A pior sensação do  mundo não é só perdermos quem amamos, mas perdermos quem amamos e não  sabermos como isso aconteceu e o porquê de ter acontecido.

— Os meus pêsames,  querida Angeline. — Dignei-me apenas em mover os olhos. Olhei de relance  para cima durante uns meros segundos e vi a figura de uma mulher alta,  loira, carregada de roupa preta e que escondia o seu rosto atrás de um  grandes óculos de sol, dirigindo-se a mim após o enterro ter acabado.

— Obrigada. — Agradeci friamente, sem ter coragem de levantar a cabeça e endireitar a minha postura.

— Se precisares de  alguma coisa, basta procurares por mim. — Eu nem sabia quem ela era e  não tinha intenções de saber. — Estarei à tua disposição para te ajudar  no que for preciso.

Eu não iria precisar de ninguém. Só precisava dos meus pais, bem e comigo.

A moção à minha volta  começara e todos se dirigiam para a saída do cemitério. A minha cabeça  não levantava e os meus pés forçavam-me a continuar ali. De frente para a  terra que aquecia o meu pai. Alguém me puxou pelos ombros, forçando-me a  sair dali e a tirar aquela visão hórrida da frente dos meus olhos.  Exausta de tudo o que havia acontecido nos últimos dias, cedi e comecei a  andar, encostada a quem quer que fosse que estivesse ao meu lado. Os  meus olhos imploravam em não sair do chão e eu também não os forçava a  encarar nada mais além daquela terra batida.

— Angeline Bennett?  —  Uma voz forte e grave chamou por mim, obrigando a pessoa que me guiava  ao meu lado, parar. Tal como fizera com a mulher que me viera falar, não  levantei a cabeça.
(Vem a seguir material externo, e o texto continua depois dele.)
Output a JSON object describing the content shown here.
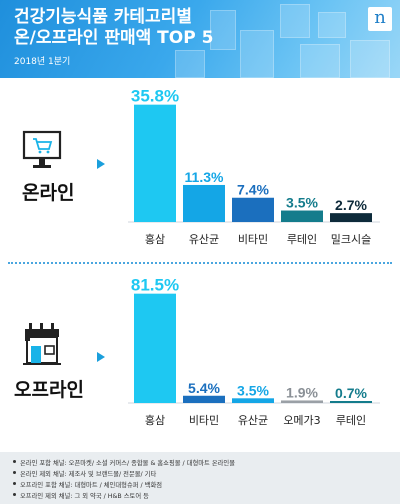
{
  "header": {
    "title_line1": "건강기능식품 카테고리별",
    "title_line2": "온/오프라인 판매액 TOP 5",
    "subtitle": "2018년 1분기",
    "logo_letter": "n"
  },
  "colors": {
    "header_blue": "#2196e0",
    "bar_top1": "#1ec8f2",
    "bar_top2": "#14a6e6",
    "bar_top3": "#1b6fbe",
    "bar_top4": "#147c8c",
    "bar_top5": "#0d2a3a",
    "bar_gray": "#9aa0a6",
    "accent": "#1a9fdc"
  },
  "sections": {
    "online": {
      "label": "온라인",
      "icon": "computer-cart-icon"
    },
    "offline": {
      "label": "오프라인",
      "icon": "storefront-icon"
    }
  },
  "chart_data": [
    {
      "type": "bar",
      "categories": [
        "홍삼",
        "유산균",
        "비타민",
        "루테인",
        "밀크시슬"
      ],
      "values": [
        35.8,
        11.3,
        7.4,
        3.5,
        2.7
      ],
      "value_labels": [
        "35.8%",
        "11.3%",
        "7.4%",
        "3.5%",
        "2.7%"
      ],
      "ylim": [
        0,
        36
      ]
    },
    {
      "type": "bar",
      "categories": [
        "홍삼",
        "비타민",
        "유산균",
        "오메가3",
        "루테인"
      ],
      "values": [
        81.5,
        5.4,
        3.5,
        1.9,
        0.7
      ],
      "value_labels": [
        "81.5%",
        "5.4%",
        "3.5%",
        "1.9%",
        "0.7%"
      ],
      "ylim": [
        0,
        82
      ]
    }
  ],
  "footnotes": [
    "온라인 포함 채널: 오픈마켓/ 소셜 커머스/ 종합몰 & 홈쇼핑몰 / 대형마트 온라인몰",
    "온라인 제외 채널: 제조사 및 브랜드몰/ 전문몰/ 기타",
    "오프라인 포함 채널: 대형마트 / 체인대형슈퍼 / 백화점",
    "오프라인 제외 채널: 그 외 약국 / H&B 스토어 등"
  ]
}
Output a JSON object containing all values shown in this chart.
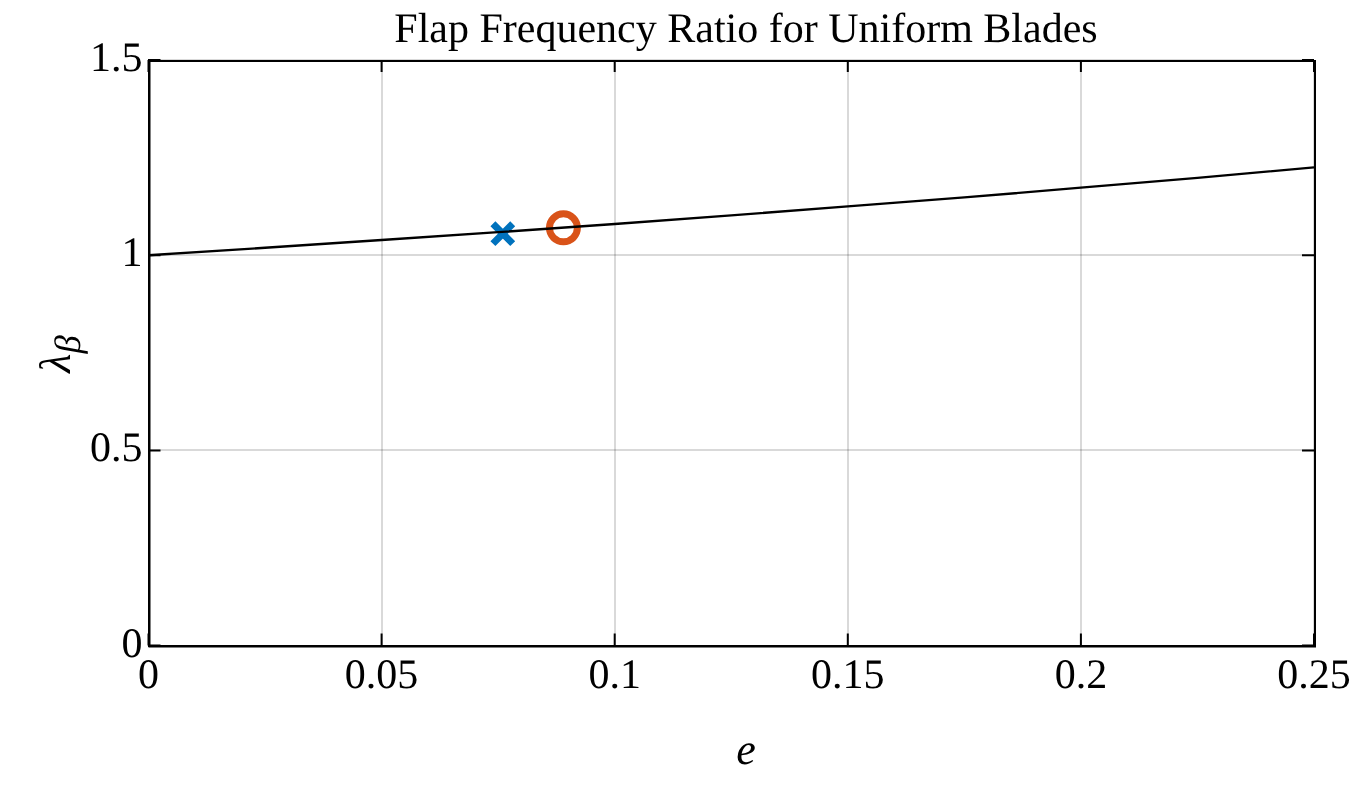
{
  "chart_data": {
    "type": "line",
    "title": "Flap Frequency Ratio for Uniform Blades",
    "xlabel": "e",
    "ylabel": "λ$_{β}$",
    "xlim": [
      0,
      0.25
    ],
    "xticks": [
      0,
      0.05,
      0.1,
      0.15,
      0.2,
      0.25
    ],
    "ylim": [
      0,
      1.5
    ],
    "yticks": [
      0,
      0.5,
      1,
      1.5
    ],
    "grid": true,
    "legend": false,
    "series": [
      {
        "color": "#000000",
        "marker": "none",
        "x": [
          0,
          0.025,
          0.05,
          0.075,
          0.1,
          0.125,
          0.15,
          0.175,
          0.2,
          0.225,
          0.25
        ],
        "values": [
          1,
          1.019,
          1.039,
          1.059,
          1.08,
          1.102,
          1.125,
          1.148,
          1.173,
          1.198,
          1.225
        ]
      },
      {
        "type": "scatter",
        "color": "#0072bd",
        "marker": "cross",
        "x": [
          0.076
        ],
        "values": [
          1.055
        ]
      },
      {
        "type": "scatter",
        "color": "#d95319",
        "marker": "circle",
        "x": [
          0.089
        ],
        "values": [
          1.07
        ]
      }
    ]
  }
}
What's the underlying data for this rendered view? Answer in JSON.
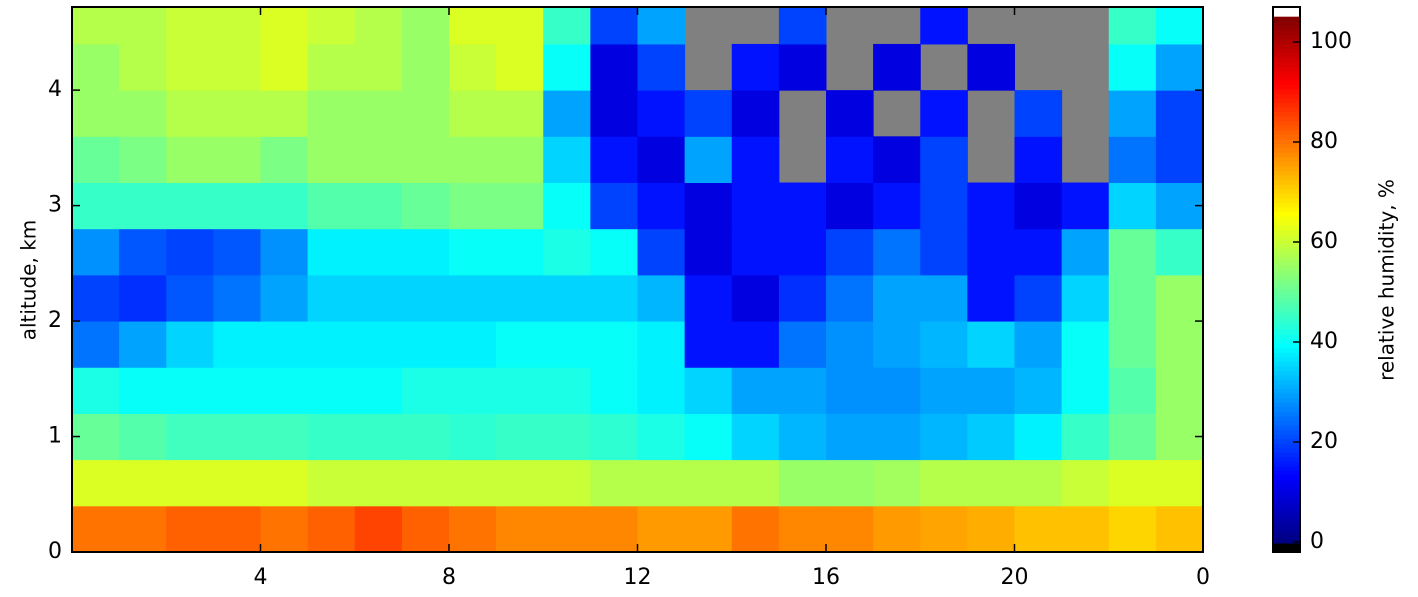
{
  "chart_data": {
    "type": "heatmap",
    "x_edges": [
      0,
      1,
      2,
      3,
      4,
      5,
      6,
      7,
      8,
      9,
      10,
      11,
      12,
      13,
      14,
      15,
      16,
      17,
      18,
      19,
      20,
      21,
      22,
      23,
      24
    ],
    "y_edges": [
      0,
      0.4,
      0.8,
      1.2,
      1.6,
      2.0,
      2.4,
      2.8,
      3.2,
      3.6,
      4.0,
      4.4,
      4.72
    ],
    "z": [
      [
        80,
        80,
        82,
        82,
        80,
        82,
        85,
        82,
        80,
        78,
        78,
        78,
        76,
        76,
        80,
        78,
        78,
        76,
        75,
        74,
        72,
        72,
        70,
        72
      ],
      [
        62,
        62,
        62,
        62,
        62,
        60,
        60,
        60,
        60,
        60,
        60,
        58,
        58,
        58,
        58,
        55,
        55,
        56,
        58,
        58,
        58,
        60,
        62,
        62
      ],
      [
        50,
        48,
        46,
        46,
        46,
        45,
        45,
        45,
        44,
        45,
        45,
        44,
        42,
        40,
        35,
        32,
        30,
        30,
        32,
        34,
        38,
        45,
        50,
        55
      ],
      [
        42,
        40,
        40,
        40,
        40,
        40,
        40,
        42,
        42,
        42,
        42,
        40,
        38,
        35,
        30,
        30,
        28,
        28,
        30,
        30,
        32,
        40,
        48,
        55
      ],
      [
        25,
        30,
        35,
        38,
        38,
        38,
        38,
        38,
        38,
        40,
        40,
        40,
        38,
        15,
        15,
        25,
        28,
        30,
        32,
        35,
        30,
        40,
        50,
        55
      ],
      [
        20,
        18,
        22,
        25,
        30,
        35,
        35,
        35,
        35,
        35,
        35,
        35,
        32,
        15,
        10,
        18,
        25,
        30,
        30,
        15,
        20,
        35,
        50,
        55
      ],
      [
        28,
        22,
        20,
        22,
        28,
        38,
        38,
        38,
        40,
        40,
        42,
        40,
        20,
        10,
        15,
        15,
        20,
        25,
        20,
        15,
        15,
        30,
        50,
        45
      ],
      [
        45,
        45,
        45,
        45,
        45,
        48,
        48,
        50,
        52,
        52,
        40,
        20,
        15,
        10,
        15,
        15,
        10,
        15,
        20,
        15,
        10,
        15,
        35,
        30
      ],
      [
        50,
        52,
        55,
        55,
        52,
        55,
        55,
        55,
        55,
        55,
        35,
        15,
        10,
        30,
        15,
        null,
        15,
        10,
        20,
        null,
        15,
        null,
        25,
        20
      ],
      [
        55,
        55,
        58,
        58,
        58,
        55,
        55,
        55,
        58,
        58,
        30,
        10,
        15,
        20,
        10,
        null,
        10,
        null,
        15,
        null,
        20,
        null,
        30,
        20
      ],
      [
        55,
        58,
        60,
        60,
        62,
        58,
        58,
        55,
        60,
        62,
        40,
        10,
        20,
        null,
        15,
        10,
        null,
        10,
        null,
        10,
        null,
        null,
        40,
        30
      ],
      [
        58,
        58,
        60,
        60,
        62,
        60,
        58,
        55,
        62,
        62,
        45,
        20,
        30,
        null,
        null,
        20,
        null,
        null,
        15,
        null,
        null,
        null,
        45,
        40
      ]
    ],
    "missing_color": "#808080",
    "xlim": [
      0,
      24
    ],
    "xticks": [
      4,
      8,
      12,
      16,
      20,
      {
        "value": 24,
        "label": "0"
      }
    ],
    "ylim": [
      0,
      4.72
    ],
    "yticks": [
      0,
      1,
      2,
      3,
      4
    ],
    "ylabel": "altitude, km",
    "colormap": "jet",
    "color_range": [
      0,
      105
    ],
    "colorbar_lim": [
      -2,
      107
    ],
    "colorbar_ticks": [
      0,
      20,
      40,
      60,
      80,
      100
    ],
    "colorbar_label": "relative humidity, %"
  }
}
Já estava pronta para as frases ridículas que me iam  verbalizar e um "obrigada" já estava preparado na ponta da língua. — A  senhora está detida por homicídio qualificado a Scott Bennett. — Senti o  meu corpo a ser largado repentinamente, e antes que conseguisse erguer a  cabeça para ter certeza do que tinha acabado de ouvir, os meus braços  foram brutalmente esticados para trás das minhas costas, onde senti um  material gélido prender os meus pulsos. Aqueles não eram os pêsames que eu estava à espera.

— O quê? — Vociferei  alto, enquanto todos os que assistiam ao enterro me observavam a ser  detida por ter morto o meu próprio pai. — Eu não matei ninguém, muito  menos o meu próprio pai!

— Não é o que as provas dizem.

— Eu nem sei como é que o meu pai foi morto, como é que pode haver provas contra mim?

— Em tribunal saberás tudo.

A minha boca abriu-se  para retrucar a sua ação após me ter agarrado num dos braços, enquanto  outro homem de porte avultado o fazia com o meu outro braço, e me  conduziam até ao grande portão do cemitério. Sentia-me a ser arrastada  sem piedade nenhuma. Passei os olhos em todos os ângulos à minha volta,  assustada, e pude ver uma enorme multidão a olhar aquela cena em choque  enquanto segredavam umas entre as outras. Os meus olhos pararam quando  olhei para trás de mim, no exato local onde eu estava, apercebendo-me de  que o homem que me agarrava e me havia consolado durante todo o tempo  do velório e do enterro, era o advogado os meus pais. A sua expressão  não estava diferente da minha, mas no entanto, vi as suas mãos  movimentarem-se como se me dissessem para eu ficar calma.

Era impossível eu ficar calma quando estava a ser detida por uma coisa que eu não fiz.